Entering edit mode
5.6 years ago
bruce.moran
▴
960
I am calling variants in RNAseq and exome data. Aligning with STAR, BWA MEM respectively. Get to MarkDuplicates and STAR BAMs give:
Ignoring SAM validation error: ERROR: Record 1, Read name HWI-ST968:151:C1MMAACXX:1:1112:9825:81904, RG ID on SAMRecord not found in header: XYZ PL:ILLUMINA SM:PQR DS:123 CN:NOP LB:LANE_X DT:2018-10-01T20:28:04
But looking at this read there is a valid RG:Z field
HWI-ST968:151:C1MMAACXX:1:1112:9825:81904 163 1 27074 60 23S68M2S = 27089 68 CCAGCATTCCCGCCCGGAAAACTCCACGGACAGAAGAGCCCGGCCGGCCACAGTCCATGGGGTCTCAAAGAGTGGGACATGACTGAGTGACCA CCCFFFFFHHHHHJJJJJJJJJGIGJIJIIJIJIJHIJJJJIEHHFDDDD@AADCCADDDDDDDDDEDDDDD>CBDDDDDDCDDCCD@CCCCD NH:i:1 HI:i:1 AS:i:103 nM:i:8 NM:i:5 MD:Z:3T7G5T1A30C17 jM:B:c,-1 jI:B:i,-1 rB:B:i,24,91,27074,27141 MC:Z:53M40S RG:Z:XYZ PL:ILLUMINA SM:PQR DS:33_L2 CN:NOP LB:LANE_X DT:2018-10-01T20:28:04
And the header of the BAM, specified by --outSAMattrRGline "$RGLINE"
includes:
@RG ID:XYZ PL:ILLUMINA SM:PQR DS:123 CN:NOP LB:LANE_X DT:2018-10-01T20:28:04
Thanks for the input.
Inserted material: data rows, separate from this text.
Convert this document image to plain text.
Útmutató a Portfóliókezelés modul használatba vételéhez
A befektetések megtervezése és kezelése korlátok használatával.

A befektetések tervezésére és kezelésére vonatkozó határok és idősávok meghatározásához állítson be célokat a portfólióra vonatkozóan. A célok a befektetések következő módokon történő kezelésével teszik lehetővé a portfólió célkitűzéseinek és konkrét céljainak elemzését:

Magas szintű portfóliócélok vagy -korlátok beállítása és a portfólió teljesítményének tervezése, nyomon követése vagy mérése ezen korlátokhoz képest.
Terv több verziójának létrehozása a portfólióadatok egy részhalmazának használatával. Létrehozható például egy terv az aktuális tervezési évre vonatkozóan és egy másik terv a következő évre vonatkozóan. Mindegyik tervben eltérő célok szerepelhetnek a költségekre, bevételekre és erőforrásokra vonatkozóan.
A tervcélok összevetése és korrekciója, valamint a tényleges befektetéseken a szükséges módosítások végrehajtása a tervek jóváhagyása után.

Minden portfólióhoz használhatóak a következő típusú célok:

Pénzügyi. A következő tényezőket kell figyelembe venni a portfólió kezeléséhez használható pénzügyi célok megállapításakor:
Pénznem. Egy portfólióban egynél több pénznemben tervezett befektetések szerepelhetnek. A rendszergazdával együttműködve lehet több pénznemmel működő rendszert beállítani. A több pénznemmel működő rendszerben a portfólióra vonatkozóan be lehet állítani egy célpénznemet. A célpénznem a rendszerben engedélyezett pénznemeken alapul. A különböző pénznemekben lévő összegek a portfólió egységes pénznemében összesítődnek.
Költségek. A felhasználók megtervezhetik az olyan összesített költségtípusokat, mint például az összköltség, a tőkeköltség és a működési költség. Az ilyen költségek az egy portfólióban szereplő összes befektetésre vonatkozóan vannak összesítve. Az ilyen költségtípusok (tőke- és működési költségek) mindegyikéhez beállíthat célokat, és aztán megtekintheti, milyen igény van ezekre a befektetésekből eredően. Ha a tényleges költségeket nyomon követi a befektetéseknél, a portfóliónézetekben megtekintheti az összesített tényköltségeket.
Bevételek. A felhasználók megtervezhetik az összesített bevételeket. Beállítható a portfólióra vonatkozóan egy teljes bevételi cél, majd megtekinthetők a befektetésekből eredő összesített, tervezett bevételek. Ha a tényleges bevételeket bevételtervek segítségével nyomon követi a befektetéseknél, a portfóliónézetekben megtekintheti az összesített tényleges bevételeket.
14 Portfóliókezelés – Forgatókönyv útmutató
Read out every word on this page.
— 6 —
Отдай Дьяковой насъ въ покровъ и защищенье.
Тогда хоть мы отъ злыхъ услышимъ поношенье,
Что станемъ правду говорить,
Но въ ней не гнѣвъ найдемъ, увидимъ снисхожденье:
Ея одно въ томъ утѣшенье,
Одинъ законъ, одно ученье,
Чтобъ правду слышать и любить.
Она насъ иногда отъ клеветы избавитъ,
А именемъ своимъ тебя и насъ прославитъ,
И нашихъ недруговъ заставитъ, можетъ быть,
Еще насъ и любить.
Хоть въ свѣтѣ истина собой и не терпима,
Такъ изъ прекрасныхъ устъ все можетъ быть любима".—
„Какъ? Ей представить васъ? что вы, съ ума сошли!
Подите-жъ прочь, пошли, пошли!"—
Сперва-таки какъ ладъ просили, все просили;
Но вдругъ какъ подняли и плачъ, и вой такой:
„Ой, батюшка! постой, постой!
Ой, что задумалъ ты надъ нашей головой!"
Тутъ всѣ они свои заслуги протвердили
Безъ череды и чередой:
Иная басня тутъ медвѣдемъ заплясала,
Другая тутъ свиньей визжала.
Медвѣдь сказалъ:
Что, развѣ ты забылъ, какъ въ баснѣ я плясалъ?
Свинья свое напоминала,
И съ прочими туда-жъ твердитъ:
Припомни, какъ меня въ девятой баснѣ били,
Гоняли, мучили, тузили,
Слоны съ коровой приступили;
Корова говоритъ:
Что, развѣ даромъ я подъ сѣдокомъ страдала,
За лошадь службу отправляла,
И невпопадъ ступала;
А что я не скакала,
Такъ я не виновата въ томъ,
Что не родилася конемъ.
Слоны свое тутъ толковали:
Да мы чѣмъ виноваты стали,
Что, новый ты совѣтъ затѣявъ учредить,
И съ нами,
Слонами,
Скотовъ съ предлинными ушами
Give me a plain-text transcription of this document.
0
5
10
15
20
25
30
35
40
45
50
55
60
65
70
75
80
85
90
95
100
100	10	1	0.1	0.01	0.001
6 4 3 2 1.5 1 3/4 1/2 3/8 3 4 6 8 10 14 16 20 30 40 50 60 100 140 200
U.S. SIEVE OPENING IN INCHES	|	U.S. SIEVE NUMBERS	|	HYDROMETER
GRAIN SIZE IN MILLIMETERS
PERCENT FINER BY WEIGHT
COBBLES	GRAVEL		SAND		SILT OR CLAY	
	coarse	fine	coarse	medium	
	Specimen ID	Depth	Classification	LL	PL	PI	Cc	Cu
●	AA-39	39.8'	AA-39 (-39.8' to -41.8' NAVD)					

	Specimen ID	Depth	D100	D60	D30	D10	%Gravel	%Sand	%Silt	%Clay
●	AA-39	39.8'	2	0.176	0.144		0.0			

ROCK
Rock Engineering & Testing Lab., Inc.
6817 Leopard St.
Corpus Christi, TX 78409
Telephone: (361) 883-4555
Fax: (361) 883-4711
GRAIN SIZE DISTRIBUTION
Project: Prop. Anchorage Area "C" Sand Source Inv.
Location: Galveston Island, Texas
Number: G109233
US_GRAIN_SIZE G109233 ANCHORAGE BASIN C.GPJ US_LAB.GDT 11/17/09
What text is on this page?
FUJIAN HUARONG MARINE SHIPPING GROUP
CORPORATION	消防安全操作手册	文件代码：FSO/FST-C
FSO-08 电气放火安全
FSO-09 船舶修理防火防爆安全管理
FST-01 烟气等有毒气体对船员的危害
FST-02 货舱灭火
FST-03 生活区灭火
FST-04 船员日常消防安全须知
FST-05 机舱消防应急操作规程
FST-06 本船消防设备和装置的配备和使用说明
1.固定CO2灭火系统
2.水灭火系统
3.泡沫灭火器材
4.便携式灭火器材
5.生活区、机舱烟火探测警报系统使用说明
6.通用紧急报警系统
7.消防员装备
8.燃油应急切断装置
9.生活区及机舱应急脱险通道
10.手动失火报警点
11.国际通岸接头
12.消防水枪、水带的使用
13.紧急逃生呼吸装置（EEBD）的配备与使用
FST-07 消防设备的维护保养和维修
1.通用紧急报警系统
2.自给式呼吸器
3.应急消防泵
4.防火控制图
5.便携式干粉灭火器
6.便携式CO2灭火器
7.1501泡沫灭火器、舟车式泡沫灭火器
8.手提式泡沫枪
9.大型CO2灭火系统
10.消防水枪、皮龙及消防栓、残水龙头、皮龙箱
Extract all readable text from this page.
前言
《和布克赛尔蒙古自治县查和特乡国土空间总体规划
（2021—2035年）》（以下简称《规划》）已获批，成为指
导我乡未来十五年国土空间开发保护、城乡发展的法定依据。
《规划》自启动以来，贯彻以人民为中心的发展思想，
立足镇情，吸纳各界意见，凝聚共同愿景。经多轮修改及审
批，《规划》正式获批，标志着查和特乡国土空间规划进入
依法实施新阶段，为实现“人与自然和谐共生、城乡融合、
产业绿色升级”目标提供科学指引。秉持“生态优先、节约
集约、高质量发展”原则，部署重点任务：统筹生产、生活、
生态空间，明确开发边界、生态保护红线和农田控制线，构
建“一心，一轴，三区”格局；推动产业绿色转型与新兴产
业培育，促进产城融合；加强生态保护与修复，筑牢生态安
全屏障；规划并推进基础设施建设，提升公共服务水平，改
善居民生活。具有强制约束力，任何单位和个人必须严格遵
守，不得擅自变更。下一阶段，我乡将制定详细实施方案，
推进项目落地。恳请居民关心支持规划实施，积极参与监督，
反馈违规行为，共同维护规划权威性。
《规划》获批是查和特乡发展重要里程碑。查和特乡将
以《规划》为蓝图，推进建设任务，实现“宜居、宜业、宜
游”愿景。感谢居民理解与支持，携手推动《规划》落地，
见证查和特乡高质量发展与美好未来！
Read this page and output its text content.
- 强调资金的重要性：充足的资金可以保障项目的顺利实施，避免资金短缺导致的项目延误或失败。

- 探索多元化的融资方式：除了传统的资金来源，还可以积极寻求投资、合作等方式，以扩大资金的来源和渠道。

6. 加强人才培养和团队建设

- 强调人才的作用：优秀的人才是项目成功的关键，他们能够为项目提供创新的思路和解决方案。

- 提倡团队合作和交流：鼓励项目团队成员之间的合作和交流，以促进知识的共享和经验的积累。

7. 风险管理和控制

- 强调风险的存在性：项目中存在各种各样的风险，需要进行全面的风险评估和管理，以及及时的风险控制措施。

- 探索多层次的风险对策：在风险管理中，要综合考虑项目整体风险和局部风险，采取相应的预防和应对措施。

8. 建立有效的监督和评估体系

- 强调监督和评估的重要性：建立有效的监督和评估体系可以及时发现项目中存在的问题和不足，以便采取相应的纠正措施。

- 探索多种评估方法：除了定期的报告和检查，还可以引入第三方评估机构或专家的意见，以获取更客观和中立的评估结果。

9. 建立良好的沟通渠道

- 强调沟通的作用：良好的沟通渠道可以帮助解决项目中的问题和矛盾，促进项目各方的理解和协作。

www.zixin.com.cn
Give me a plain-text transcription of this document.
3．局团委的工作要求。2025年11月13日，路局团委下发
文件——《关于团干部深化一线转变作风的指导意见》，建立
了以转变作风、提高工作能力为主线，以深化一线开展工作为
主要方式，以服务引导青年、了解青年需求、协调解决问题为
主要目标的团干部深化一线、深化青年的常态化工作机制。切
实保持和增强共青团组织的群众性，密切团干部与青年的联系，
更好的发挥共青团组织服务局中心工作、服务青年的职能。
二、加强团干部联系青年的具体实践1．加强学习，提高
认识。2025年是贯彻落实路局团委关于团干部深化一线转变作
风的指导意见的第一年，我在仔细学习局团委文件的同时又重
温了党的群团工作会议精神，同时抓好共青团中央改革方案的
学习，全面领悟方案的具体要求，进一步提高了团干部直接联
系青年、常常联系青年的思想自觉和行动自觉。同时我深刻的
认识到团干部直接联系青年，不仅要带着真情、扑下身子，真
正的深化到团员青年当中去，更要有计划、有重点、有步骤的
As soon as I posted I found the issue, as usual. I did have an @RG header, and it <looked> correct, but I used a tab-delimited variable via
RGLINE=$(echo -e "ID:XYZ\tPL:ILLUMINA")
, whereas STAR wants it as space-separated list. ValidateSamFile is happy with it anyway.